Regardless of where cannabis indica first grew, it didn't take long to become a widespread phenomenon.

The Cannabis Indica Appearance and Effects

As mentioned above, cannabis indica is most notably differentiated by its effects on the body and mind. This was also part of Lamarck's theory and how he separated the two cannabis subspecies.

Whereas the cannabis sativa effects are characterized as uplifting, mood-enhancing, and excellent for socializing, the effects of cannabis indica are somewhat opposite. Indica strains are well known for having a sedating, calming effect that bodes well for stress relief and pain.

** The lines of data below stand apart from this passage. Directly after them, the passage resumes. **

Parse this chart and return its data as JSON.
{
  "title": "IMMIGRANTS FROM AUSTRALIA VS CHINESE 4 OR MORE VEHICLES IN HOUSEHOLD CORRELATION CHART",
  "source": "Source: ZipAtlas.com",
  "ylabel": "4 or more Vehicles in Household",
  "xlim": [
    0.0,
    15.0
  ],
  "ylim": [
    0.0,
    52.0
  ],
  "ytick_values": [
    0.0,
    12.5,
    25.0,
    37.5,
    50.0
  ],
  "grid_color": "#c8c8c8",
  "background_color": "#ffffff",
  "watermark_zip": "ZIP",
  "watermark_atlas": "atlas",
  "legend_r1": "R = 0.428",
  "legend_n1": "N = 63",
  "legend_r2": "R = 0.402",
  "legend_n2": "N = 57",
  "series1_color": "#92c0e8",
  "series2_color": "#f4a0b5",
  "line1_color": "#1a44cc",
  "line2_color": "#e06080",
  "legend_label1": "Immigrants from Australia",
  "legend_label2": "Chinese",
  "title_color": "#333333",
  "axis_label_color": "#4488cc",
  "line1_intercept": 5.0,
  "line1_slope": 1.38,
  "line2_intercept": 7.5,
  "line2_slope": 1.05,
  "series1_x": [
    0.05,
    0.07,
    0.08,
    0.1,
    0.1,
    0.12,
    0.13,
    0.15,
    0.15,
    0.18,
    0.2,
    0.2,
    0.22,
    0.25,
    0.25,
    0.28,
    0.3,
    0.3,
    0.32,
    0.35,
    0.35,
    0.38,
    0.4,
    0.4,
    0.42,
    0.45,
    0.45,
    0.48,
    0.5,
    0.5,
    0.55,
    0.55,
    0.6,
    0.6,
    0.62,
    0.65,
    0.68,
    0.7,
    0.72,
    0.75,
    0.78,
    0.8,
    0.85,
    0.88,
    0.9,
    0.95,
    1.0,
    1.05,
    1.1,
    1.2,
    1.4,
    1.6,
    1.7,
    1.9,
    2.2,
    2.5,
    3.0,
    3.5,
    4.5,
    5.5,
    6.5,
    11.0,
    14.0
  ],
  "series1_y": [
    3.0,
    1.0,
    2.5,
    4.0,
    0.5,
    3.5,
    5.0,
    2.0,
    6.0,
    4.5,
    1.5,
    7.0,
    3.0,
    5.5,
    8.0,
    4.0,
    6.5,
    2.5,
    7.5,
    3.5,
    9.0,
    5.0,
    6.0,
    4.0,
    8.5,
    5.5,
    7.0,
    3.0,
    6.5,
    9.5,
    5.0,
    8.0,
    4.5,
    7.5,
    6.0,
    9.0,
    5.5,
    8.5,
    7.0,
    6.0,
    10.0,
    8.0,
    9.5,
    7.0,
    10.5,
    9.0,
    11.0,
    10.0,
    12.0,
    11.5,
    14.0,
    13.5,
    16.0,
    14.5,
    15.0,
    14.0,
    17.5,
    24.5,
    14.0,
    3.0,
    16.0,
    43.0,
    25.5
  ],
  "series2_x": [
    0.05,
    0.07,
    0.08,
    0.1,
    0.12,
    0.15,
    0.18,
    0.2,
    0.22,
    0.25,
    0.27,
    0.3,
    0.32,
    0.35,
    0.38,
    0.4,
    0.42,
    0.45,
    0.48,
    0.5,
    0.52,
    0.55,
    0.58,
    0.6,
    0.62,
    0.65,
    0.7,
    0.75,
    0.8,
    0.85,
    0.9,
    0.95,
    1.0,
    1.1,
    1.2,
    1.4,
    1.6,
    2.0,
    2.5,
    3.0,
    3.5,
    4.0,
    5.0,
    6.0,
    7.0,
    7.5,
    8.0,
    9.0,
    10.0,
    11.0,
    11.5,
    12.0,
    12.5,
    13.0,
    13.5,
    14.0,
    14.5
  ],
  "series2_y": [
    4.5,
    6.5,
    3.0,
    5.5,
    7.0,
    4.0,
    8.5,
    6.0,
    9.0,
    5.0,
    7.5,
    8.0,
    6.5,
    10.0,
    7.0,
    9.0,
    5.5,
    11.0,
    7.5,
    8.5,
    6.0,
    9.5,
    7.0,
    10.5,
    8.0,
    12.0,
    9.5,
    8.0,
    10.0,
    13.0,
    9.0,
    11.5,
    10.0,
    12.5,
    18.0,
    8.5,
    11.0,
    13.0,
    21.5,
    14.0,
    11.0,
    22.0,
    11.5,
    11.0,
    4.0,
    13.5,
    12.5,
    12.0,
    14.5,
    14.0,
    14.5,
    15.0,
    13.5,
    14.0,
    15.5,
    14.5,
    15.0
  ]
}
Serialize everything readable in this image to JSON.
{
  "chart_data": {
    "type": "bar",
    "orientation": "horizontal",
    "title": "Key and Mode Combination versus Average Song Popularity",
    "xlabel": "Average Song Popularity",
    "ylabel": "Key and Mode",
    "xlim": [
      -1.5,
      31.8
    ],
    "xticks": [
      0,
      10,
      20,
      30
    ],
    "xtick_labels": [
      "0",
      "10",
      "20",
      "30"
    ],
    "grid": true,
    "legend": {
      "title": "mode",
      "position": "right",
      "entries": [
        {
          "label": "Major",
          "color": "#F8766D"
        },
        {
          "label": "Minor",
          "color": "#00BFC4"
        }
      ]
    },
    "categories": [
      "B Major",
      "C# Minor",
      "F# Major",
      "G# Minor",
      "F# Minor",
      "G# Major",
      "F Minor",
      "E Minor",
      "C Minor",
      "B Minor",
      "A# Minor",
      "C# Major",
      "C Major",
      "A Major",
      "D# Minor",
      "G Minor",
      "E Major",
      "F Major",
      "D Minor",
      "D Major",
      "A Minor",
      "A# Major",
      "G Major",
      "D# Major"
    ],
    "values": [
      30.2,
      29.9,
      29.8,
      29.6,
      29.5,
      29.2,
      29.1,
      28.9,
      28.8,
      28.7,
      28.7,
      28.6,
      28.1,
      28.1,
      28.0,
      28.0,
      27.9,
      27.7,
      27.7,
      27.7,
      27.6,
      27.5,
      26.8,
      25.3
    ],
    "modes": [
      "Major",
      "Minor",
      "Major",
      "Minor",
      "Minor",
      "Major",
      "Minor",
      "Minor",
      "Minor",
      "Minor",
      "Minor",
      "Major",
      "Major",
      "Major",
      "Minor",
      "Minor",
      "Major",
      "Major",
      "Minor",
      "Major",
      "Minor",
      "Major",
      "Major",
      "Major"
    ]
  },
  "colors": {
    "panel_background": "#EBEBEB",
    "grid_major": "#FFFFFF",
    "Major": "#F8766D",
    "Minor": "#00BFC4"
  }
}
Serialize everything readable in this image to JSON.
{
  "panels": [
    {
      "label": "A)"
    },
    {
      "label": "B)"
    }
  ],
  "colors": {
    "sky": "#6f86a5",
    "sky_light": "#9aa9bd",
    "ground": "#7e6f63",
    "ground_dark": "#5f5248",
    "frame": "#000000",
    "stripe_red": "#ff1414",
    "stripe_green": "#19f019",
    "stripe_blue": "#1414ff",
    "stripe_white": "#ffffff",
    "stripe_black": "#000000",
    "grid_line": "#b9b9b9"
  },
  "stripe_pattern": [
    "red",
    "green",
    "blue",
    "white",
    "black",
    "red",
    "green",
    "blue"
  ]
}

Additionally, the appearance and how cannabis indica grows is also a discerning factor separating it from its Sativa counterpart. We mentioned that indica tends to grow shorter and bushier. It has a much shorter grow-to-harvest lifecycle, and it tends to be darker in colour, usually giving off more of a purple or hue rather than dark green.

Indica is also much more resinous and sticky, as well as aromatic.

Growth and Flowering Cycle

In general, the cannabis lifecycle is divided into two very distinct phases—namely, vegetation and flowering. In nature, these phases are reactions to the continuous shifting daylight lengths.

The vegetation phase begins when the plant experiences long days and short nights. This is also known as the photoperiod, and during this time, cannabis indica puts all of its energy into increasing its size. Once the days become shorter and the nights become longer, indica will enter its flowering phase.

Typically during the flowering phase, cannabis will grow upward and outward. This is also a primary difference between sativa and indica, as indica will grow upward to an extent, but it'll focus more on growing its outward bushiness. If you look at an indica plant and a sativa plant side by side towards the end of their flowering phase, it's easy to tell which is which.

Cannabis Indica or Sativa?

How to tell if it is indica or sativa hemp?

Cannabis, in general, has an incredibly rich history, and it's only a matter of time before we uncover more of its lineage. If there's one thing for certain, gone are the days when strains remained nameless and not much was known about the two subspecies of the plant.

Everyone has their preferences on what they'd prefer to smoke regarding cannabis indica and cannabis sativa. Now, we have options and can combine the two subspecies' benefits, so we don't have to choose.